Listening to his talk, one sees that art is never a coincidence. Talent and perceptiveness are key, of course, but the contents and style come from hard work. Randall conceded that he never used photographs to make portraits, even though he had no intention of making a statement against portraits based on photographs. It just did not appeal to him. He would like to be able to meet his model, speak to him or her, and in those three hours he would observe keenly and feel the model’s presence or personality, pin down his impression of him or her, and to adopt the portrait in the larger urban landscape he was working on. Over the ten years he was in Japan, Randall estimated that he had drawn nearly a thousand faces.

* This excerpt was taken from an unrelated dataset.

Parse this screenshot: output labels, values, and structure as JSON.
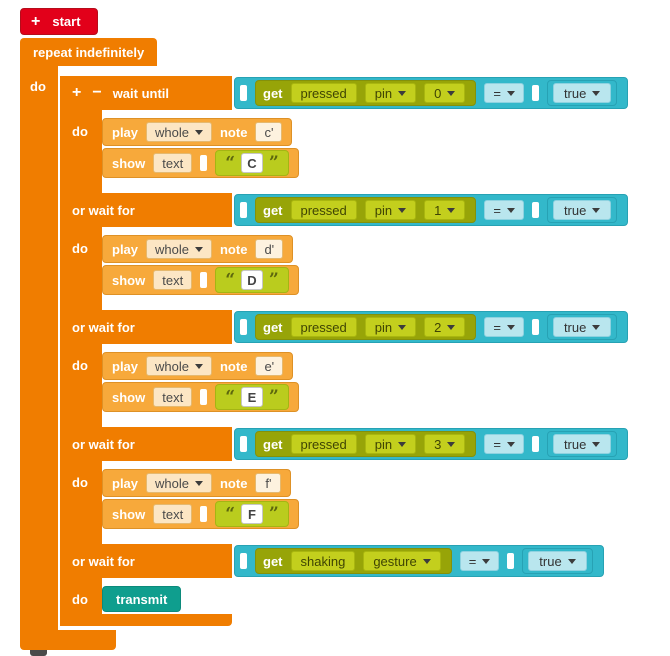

He mentioned Edward Hopper as an influence. I have always felt a vague hint of Hopper in his work: the distance between individuals in a familiar yet slightly surreal urban landscape, the unflattering palette of reality, the way time seems to have frozen in the poetic moment, the impossibility to know someone or tell what they feel from just gleaning the surface, and how the mood of an individual seems to enter the colours, the lights, the environment. He said he liked Japan and found it a very calm, orderly city, and though the city is incredibly busy, filled with movements and skyscrapers and neon lights, it is a place where lost things are found.
Stahl asked Randall how he thought about the discipline of the artist. The key, according to Randall, is to treat your work as a job. “You have to get on with it, every single day, otherwise nothing gets done really.”